When we recognise the kind of edges we come up against in ourselves in such a process, what would be the kind of learning experience needed in training which would maximise a student’s readiness to travel to such places in their practice?

As students, partly depending upon our own previous experience of being clients and our resulting understanding of the therapeutic process, we go through a series of common thresholds in our capacity to engage with the our client’s conflicts and pain, our willingness to be drawn into these conflicts, our ability to learn from within these conflict zones, and then how to make all of that useful to the client’s process.

These thresholds resemble the steps which I formulated in 2005 when I wrote about how the client’s wound enters the consulting room (today I would prefer to formulate it as: client’s wounding enters the consulting room).
The client’s wounding comes into the consulting room and enters the ...
... client’s ‘here & now’ experience as non-verbal process
... client’s perception of the therapist   ( = transference)
... client’s bodymind experience of the therapist   ( = embodied transference)
... therapist’s awareness   ( = situational countertransference)
... therapist’s bodymind experience   ( = embodied countertransference)
... supervisor’s experience   ( = ‘parallel process’)

At around the same time I also worked out a possible curriculum for a training (which might have become the blueprint for a successor of the Chiron training after its closure).

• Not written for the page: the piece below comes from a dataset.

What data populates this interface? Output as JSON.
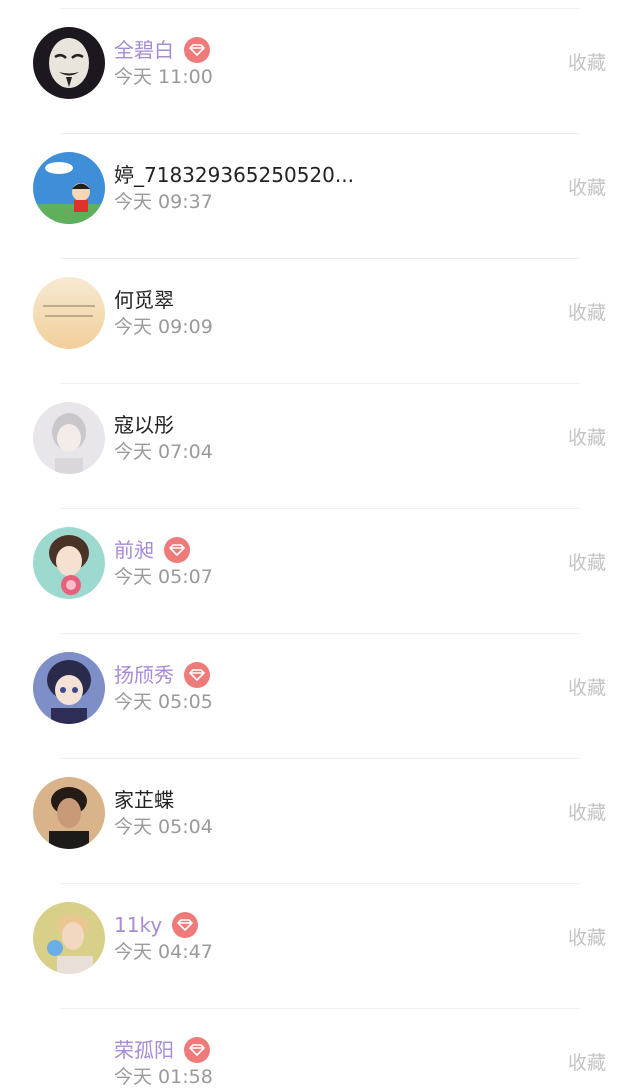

And a couple of years later I proposed the associated idea of the three relational revolutions (treatment -> transference -> countertransference -> enactment). My plan for the book is to combine these various proposals now – more than 10 years later - with the benefit of further development and a lot more teaching experience, which gives me some sense how therapists can make use of these ideas in their continuing professional development.

So my intention is to write the integrative, integral, relational, embodied textbook for 21st-century psychotherapy, mainly focused not so much on establishing the validity of these principles (which many others have done by now), but mostly on how we apply them in practice, and how we would maximise our learning as students in those domains.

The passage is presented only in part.